The snowplow "finally got through on Monday," Nicola Townsend, landlady of the Tan Hill Inn, told the PA agency late Monday evening.
59 of the 61 guests left.
The two remaining guests wanted to hang on for another day and then leave on Tuesday.
The 61 guests were stranded after an Oasis cover band performed on Friday night.

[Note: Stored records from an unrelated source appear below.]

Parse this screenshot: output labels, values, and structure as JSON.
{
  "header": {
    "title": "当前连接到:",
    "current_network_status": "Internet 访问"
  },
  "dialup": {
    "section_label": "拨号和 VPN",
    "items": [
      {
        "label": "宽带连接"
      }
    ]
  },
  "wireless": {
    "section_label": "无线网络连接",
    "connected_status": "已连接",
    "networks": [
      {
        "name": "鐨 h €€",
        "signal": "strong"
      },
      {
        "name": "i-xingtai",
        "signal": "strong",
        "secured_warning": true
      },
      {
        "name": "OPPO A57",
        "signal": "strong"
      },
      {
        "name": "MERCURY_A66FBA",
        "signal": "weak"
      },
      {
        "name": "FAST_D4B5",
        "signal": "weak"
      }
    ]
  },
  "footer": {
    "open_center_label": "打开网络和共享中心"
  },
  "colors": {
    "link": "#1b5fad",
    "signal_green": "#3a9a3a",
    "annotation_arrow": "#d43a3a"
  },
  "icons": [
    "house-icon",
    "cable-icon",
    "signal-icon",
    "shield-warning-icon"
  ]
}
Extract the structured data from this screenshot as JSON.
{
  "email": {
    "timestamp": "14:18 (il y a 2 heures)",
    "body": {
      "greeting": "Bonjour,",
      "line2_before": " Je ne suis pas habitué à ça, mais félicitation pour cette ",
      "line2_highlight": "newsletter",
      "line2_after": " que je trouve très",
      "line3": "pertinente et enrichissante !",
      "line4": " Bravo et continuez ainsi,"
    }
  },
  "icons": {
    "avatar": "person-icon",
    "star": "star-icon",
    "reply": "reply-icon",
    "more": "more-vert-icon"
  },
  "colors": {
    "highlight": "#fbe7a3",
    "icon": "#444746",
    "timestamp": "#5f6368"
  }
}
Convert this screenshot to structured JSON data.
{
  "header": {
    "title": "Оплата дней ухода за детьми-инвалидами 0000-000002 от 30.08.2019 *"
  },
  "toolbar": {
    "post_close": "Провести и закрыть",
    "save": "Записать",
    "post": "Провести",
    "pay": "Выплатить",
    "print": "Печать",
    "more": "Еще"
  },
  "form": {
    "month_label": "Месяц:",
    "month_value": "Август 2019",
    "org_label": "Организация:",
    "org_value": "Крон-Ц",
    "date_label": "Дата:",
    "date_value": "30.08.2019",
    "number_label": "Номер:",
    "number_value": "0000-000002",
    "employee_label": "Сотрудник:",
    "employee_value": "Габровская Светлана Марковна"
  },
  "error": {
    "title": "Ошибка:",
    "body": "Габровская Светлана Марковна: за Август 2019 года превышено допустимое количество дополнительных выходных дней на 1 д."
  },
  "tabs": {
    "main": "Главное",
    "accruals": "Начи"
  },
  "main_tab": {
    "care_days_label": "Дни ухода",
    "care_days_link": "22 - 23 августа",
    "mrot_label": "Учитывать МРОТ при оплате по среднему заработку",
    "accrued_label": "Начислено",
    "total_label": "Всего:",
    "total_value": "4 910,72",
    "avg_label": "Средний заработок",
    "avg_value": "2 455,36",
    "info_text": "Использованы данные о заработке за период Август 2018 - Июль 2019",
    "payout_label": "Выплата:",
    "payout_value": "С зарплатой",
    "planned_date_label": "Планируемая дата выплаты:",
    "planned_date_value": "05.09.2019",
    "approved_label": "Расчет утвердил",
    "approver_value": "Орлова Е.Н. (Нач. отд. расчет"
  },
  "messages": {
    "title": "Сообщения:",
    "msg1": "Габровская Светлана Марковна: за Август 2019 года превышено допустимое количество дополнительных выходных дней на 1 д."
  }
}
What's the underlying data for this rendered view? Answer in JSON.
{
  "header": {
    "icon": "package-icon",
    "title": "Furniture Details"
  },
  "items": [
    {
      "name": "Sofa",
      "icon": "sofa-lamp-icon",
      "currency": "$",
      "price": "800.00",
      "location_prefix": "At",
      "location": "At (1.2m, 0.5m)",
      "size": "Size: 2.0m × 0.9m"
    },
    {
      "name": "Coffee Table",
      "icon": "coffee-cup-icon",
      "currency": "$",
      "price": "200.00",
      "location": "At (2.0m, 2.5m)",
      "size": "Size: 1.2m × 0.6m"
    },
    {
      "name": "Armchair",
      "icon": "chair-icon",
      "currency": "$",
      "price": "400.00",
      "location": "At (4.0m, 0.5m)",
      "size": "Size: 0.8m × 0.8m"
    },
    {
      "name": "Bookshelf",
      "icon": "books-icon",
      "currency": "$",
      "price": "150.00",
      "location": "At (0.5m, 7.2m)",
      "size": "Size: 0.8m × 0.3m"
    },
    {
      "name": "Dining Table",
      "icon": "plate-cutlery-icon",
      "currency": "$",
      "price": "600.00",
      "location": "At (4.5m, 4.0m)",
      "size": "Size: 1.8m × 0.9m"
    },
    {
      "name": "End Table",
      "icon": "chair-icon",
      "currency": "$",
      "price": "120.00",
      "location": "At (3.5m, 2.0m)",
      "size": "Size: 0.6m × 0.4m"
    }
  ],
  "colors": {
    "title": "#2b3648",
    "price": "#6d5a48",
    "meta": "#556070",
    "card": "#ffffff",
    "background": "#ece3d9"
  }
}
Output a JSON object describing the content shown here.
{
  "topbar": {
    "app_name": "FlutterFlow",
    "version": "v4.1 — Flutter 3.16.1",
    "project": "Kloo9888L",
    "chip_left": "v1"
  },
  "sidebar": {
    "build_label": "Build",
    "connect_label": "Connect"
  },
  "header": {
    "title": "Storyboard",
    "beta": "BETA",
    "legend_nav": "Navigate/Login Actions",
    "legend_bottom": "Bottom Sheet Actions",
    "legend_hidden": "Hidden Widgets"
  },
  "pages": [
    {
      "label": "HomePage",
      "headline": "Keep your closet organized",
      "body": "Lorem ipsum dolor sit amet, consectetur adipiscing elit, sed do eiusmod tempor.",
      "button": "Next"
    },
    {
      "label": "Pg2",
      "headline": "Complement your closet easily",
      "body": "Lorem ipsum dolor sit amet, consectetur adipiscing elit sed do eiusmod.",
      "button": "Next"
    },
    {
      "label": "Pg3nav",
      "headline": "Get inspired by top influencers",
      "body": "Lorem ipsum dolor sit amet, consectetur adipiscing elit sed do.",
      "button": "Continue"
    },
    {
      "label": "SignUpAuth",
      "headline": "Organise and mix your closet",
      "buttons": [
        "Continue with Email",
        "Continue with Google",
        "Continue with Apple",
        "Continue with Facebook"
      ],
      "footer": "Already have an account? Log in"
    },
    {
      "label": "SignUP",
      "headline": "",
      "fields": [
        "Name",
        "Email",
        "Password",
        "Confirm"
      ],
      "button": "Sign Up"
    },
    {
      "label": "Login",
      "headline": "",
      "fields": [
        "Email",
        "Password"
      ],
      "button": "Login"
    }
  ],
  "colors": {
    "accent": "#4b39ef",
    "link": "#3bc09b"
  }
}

The autumn storm "Arwen" had also caused traffic chaos in other parts of Great Britain and caused the electricity to fail in many households.
The last one and a half meters of snow piled up around the restaurant in the Yorkshire Dales National Park, which had been snowed in dozens of times in its history.
It's about ten miles to the next street. According to the Telegraph, the way there was blocked by snow or overturned power lines.
The visitors to what they say was the highest pub in England passed the time with karaoke, quizzes and board games, as Townsend reported.
The motto: Snowasis instead of Oasis.
Something was improvised at night: Many guests were accommodated in the hostel rooms, others slept on sofas or on mattresses on the floor.
Everyone was given the opportunity to shower regularly.
Alcohol was only available from the afternoon
Supplies were also provided.
Townsend went on to limit the serving of alcohol to after three in the afternoon.
Previously, a pub-visitor on the BBC was happy that there was "still a lot of beer there."
In view of this, Townsend added on ITV channel that it was only superficially joking that it was good not to have the real band Oasis as a guest.
Their ex-front man Liam Gallagher is considered contentious and eager to drink.
But despite this alcohol policy, musicians and guests in the 17th-century pub apparently got along well.